Results from the first human test of a gene-editing therapy were reported by Sangamo Therapeutics, a biotech company based in Richmond, California, on 5 September at the annual meeting of the Society for the Study of Inborn Errors of Metabolism in Athens. Gene editing was carried out on four patients in an attempt to treat a genetic disorder called Hunter syndrome that often kills people in their teens. The first patient was treated in November last year and two patients of the four enrolled in the trial have started producing small amounts of a crucial enzyme.
Hunter syndrome is a rare metabolic disorder caused by a mutation in the genome that disables iduronate-2-sulfatase (IDS), an enzyme responsible for breaking down certain complex sugars called glycosaminoglycans (GAGs). A buildup of these sugars can lead to damage of the lungs, heart, and brain and sometimes developmental delays and early death.

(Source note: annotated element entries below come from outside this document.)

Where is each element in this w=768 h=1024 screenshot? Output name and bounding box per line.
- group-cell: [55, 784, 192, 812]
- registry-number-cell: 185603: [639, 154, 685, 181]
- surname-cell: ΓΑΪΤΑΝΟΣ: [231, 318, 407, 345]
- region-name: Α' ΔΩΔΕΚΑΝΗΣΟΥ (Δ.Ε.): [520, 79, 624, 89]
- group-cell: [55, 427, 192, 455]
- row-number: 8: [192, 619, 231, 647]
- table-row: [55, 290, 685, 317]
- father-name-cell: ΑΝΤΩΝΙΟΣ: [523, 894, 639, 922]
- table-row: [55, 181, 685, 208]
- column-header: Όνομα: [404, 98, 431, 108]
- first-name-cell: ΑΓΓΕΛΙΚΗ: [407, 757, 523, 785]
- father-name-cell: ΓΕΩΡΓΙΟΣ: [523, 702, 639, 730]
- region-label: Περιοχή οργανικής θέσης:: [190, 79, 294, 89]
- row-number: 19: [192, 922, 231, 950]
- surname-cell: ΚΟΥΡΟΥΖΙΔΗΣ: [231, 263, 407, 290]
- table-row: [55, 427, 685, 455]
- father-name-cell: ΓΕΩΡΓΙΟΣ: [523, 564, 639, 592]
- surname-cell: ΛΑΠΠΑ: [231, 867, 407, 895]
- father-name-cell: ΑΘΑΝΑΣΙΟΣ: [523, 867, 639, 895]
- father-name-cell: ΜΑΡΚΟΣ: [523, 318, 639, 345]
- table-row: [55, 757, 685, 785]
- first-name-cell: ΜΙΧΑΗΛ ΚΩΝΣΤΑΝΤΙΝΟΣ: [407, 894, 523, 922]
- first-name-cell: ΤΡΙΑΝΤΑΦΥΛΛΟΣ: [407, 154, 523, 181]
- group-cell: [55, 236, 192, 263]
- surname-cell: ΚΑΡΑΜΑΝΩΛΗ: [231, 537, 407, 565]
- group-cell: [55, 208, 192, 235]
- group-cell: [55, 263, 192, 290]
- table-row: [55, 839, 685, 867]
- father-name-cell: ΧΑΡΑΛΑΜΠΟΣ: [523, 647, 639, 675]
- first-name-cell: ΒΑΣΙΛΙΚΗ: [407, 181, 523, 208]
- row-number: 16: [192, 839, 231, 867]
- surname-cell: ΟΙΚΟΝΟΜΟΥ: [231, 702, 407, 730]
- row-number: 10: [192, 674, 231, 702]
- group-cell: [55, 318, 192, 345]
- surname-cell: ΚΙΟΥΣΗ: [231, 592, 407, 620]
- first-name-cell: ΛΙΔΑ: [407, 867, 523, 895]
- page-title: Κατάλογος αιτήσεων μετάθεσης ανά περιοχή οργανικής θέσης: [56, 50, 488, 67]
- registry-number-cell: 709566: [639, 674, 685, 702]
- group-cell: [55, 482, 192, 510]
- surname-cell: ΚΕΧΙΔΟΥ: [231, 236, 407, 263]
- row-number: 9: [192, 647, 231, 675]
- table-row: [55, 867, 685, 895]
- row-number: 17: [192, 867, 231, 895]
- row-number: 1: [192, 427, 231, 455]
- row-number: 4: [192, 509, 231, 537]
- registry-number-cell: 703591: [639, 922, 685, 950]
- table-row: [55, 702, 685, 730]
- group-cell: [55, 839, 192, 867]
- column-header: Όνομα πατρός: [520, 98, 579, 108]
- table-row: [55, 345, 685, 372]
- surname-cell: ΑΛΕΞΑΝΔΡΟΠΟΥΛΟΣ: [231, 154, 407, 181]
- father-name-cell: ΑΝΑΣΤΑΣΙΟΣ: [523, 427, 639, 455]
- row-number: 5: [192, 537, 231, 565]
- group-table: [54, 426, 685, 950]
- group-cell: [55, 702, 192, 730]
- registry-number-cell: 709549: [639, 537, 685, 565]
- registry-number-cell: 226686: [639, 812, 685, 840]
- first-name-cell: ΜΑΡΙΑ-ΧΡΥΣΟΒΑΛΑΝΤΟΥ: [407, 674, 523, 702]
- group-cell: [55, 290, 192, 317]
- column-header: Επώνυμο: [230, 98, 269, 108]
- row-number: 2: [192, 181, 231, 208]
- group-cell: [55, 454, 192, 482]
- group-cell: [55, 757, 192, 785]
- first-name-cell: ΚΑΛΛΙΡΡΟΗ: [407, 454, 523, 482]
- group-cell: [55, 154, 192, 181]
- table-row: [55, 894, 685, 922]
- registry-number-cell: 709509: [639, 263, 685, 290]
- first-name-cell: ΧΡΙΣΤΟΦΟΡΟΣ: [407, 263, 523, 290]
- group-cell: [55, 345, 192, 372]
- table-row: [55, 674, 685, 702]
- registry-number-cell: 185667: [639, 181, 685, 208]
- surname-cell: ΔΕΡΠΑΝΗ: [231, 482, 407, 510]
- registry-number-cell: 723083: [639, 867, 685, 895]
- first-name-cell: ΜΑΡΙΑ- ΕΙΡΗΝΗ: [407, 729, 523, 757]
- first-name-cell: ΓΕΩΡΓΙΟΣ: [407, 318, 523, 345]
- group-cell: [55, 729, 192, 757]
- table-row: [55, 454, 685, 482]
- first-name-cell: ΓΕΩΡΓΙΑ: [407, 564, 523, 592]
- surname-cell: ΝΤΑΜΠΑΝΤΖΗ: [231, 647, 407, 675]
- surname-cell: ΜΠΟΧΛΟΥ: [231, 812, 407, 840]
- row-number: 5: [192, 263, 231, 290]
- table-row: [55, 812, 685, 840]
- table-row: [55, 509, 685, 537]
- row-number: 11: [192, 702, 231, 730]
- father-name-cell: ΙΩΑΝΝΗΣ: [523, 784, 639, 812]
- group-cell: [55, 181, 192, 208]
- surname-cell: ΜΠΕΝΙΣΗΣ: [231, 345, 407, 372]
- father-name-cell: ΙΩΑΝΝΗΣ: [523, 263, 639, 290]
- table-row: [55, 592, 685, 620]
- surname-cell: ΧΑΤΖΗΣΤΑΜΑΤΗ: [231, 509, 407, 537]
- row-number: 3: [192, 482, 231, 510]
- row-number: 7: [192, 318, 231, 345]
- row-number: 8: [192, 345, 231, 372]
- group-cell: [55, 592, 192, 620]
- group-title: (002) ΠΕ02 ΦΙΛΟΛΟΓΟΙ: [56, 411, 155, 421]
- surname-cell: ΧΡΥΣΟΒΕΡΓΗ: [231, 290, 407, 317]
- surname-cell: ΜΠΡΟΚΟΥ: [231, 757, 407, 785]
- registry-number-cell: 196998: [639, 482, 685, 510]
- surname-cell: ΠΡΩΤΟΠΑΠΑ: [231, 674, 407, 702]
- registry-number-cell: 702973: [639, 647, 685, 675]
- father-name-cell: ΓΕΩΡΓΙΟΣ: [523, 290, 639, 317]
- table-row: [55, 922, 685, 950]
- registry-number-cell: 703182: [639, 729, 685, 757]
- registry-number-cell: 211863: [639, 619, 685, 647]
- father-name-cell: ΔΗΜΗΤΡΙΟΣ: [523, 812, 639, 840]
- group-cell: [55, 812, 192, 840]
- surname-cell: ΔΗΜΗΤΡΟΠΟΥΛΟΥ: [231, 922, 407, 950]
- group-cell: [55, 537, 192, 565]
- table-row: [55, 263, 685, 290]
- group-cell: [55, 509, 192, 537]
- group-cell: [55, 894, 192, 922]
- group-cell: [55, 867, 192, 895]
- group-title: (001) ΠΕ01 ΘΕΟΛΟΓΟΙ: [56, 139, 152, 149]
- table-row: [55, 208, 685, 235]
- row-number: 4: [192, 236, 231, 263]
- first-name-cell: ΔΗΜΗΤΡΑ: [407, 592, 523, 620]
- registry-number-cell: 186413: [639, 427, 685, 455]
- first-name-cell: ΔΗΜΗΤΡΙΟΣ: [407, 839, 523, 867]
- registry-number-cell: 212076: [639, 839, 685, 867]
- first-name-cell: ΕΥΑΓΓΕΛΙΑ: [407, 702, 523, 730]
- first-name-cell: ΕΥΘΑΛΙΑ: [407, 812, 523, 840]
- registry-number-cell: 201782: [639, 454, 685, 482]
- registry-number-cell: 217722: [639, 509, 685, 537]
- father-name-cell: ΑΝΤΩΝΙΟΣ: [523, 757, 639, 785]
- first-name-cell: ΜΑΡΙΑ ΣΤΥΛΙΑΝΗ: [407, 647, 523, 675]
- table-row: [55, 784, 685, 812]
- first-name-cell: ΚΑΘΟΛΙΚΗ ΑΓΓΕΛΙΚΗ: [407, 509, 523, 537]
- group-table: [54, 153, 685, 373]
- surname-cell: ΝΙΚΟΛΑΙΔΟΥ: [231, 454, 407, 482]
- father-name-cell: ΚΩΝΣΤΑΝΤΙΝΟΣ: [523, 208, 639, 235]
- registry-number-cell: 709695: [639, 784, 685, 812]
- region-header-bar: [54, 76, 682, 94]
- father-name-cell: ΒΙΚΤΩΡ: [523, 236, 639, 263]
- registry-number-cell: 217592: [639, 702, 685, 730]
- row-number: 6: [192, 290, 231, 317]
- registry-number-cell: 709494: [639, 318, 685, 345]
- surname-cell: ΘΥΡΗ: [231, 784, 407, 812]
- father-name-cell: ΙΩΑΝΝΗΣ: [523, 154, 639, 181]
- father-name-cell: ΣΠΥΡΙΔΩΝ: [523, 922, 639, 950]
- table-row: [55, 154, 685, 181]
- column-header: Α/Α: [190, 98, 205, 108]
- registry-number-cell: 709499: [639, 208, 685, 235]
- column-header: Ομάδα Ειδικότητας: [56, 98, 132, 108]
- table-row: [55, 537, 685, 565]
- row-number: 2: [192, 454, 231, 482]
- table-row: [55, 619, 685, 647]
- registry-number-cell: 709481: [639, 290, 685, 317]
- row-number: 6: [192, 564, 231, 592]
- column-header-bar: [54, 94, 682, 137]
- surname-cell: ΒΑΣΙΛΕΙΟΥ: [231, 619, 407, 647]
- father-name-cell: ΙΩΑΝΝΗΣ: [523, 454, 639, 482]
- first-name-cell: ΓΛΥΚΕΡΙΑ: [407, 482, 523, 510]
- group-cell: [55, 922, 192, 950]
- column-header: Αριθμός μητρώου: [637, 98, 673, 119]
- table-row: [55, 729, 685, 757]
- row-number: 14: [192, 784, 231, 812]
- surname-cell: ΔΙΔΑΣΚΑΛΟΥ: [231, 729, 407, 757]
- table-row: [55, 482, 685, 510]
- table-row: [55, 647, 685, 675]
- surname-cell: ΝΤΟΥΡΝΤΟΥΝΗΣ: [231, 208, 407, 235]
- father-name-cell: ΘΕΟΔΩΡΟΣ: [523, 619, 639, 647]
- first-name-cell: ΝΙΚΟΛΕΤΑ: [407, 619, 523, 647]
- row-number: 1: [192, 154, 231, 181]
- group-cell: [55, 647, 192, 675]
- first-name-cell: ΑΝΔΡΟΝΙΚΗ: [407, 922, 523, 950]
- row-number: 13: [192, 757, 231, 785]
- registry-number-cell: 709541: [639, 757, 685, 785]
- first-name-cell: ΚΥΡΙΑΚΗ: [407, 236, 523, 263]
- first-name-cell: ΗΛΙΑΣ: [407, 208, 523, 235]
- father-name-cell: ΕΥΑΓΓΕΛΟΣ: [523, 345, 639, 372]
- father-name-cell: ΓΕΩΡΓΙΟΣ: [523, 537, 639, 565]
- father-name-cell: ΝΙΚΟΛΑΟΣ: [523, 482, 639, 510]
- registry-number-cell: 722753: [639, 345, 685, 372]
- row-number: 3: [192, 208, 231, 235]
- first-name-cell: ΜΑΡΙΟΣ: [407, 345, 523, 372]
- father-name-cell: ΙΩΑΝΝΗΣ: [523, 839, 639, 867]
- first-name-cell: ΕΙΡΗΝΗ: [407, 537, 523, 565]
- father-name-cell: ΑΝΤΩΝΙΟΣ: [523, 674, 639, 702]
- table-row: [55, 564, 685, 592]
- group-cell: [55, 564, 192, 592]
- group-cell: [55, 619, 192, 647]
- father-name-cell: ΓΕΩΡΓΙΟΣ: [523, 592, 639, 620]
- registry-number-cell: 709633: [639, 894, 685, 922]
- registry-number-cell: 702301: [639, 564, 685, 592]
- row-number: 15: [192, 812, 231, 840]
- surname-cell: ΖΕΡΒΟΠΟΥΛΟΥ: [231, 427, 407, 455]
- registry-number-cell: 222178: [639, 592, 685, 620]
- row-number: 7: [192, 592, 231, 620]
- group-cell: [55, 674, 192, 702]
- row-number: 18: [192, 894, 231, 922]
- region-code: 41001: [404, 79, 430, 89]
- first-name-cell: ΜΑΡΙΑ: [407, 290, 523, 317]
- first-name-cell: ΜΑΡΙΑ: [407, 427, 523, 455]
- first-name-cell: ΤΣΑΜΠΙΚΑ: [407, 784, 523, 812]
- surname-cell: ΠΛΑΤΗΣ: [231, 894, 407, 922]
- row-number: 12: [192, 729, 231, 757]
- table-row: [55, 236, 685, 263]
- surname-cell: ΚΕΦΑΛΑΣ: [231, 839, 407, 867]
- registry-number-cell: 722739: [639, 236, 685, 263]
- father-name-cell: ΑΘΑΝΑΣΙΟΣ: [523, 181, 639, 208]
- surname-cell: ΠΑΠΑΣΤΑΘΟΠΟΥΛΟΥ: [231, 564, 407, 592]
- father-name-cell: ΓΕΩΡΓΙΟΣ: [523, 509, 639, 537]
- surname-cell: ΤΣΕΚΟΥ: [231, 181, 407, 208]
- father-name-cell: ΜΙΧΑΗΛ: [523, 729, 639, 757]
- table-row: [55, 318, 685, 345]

Gene editing, allows DNA to be altered by adding, removing, or modifying genetic material at a particular location in the genome. In this case, the treatment uses a gene-editing tool called zinc finger nucleases (ZFNs), which was developed earlier than CRISPR and is not considered “true” gene editing by some since it uses enzymes to rewrite the mutation.
The gene-editing enzymes are delivered into the cells of patients using a virus. The harmless virus is used to transport DNA for the nucleases into the liver cells, along with a good copy of the IDS gene. The nucleases then snip the DNA of cells in a specific location ― within the gene encoding for the protein albumin, which controls the IDS gene ― and the cells are then able to repair the mutation using the new copy of the IDS gene. Researchers will still need to confirm that the IDS genes are being inserted in the right place. Insertion of the gene in unintended locations could potentially trigger another disease like cancer.
No serious adverse effects have been reported so far and the results seem promising. While it is still too early to determine whether the therapy is working, so far, signs suggest the treatment has reduced levels of a biochemical marker used to assess the severity of Hunter Syndrome in patients. In two of the patients treated with medium doses, a decrease in the levels of GAGs ― by 39% and 63% ― in their urine was observed. However, no changes were experienced in the other two patients treated with a lower dose.
The data is difficult to interpret because the patients continued their usual IDS-replacement therapy while also receiving the gene therapy. Moreover, whereas the decrease in GAGs suggests some IDS expression, a lack of the IDS enzyme in the blood of patients seems to contradict this result. Sangamo suggests the standard assay for IDS may not be sensitive enough to pick up on low levels but others are sceptical. Sangamo is still a long way from proving the therapy works. The uncertainty of these results was accompanied by a drop of 22% in the company’s stock price of 22% shortly following the presentation.
An additional two patients have just received a higher dose of the gene therapy. The next step for Sangamo will be to take the middle-dose patients off their enzyme replacement therapy and observe whether their GAG levels remain low.